A “Snapshot in Time”

Whether gauging life’s prospects on Europa, Titan or elsewhere, such studies tend to only consider a “snapshot in time” and don’t necessarily capture a world’s changing state across a multibillion-year history, notes Emily Martin, a geologist at the National Air and Space Museum in Washington, D.C., who wasn’t involved with either of the recent papers. Scientists have very little hard data about what Europa or any other icy moon was like billions of years ago. Whether they had habitable oceans back then—or, for that matter, whether they had oceans at all—is unknown. Extrapolating from Earth—a world we know endured numerous profound global changes across its history—gives “no reason to think that any other planetary body would have experienced an unchanging atmosphere for 4.5 billion years,” Martin says. Pegging studies about such dynamic worlds in a temporal context “is really hard to do.”

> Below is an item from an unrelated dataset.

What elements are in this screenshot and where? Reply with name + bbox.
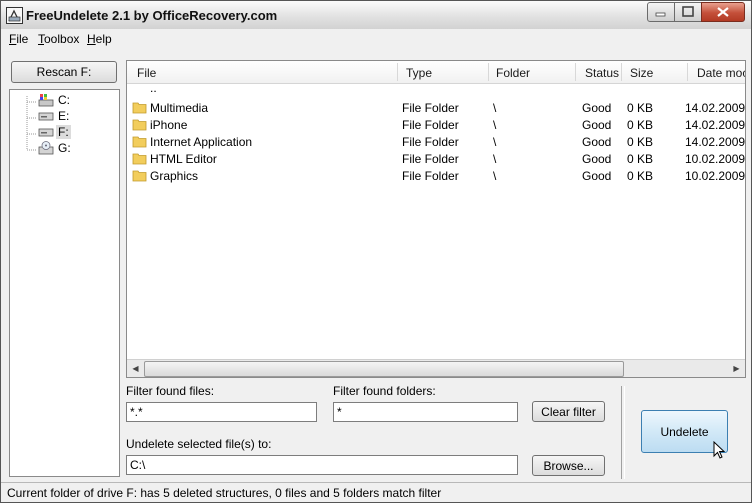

With the Juno spacecraft now settled in an orbit around Jupiter that will never take it past Europa again, many astrobiologists are already planning for 2030, when NASA’s Europa Clipper mission is slated to arrive at Jupiter after a five-and-a-half-year journey. Much like Juno, Clipper will not orbit Europa or any other Jovian moon. Instead it will loop around the gas giant itself to avoid lingering overlong within Jupiter’s hardware-frying radiation belts. That approach, however, will still allow the orbiter to swing past the moon about 50 times over the course of four years, during which it will map the moon’s interior and assess the depth of its subsurface ocean. In light of the new study’s findings, Clipper could even directly measure the abundance of oxygen when it swoops down just 25 kilometers above Europa’s frozen surface. These insights would reveal more potentially crucial clues about the complex chemistry abiding in the icy orb that is so alien from Earth.

“We don’t know what we don’t know,” Martin says. “Every time we learn a new thing, we find out how much weirder these places are.”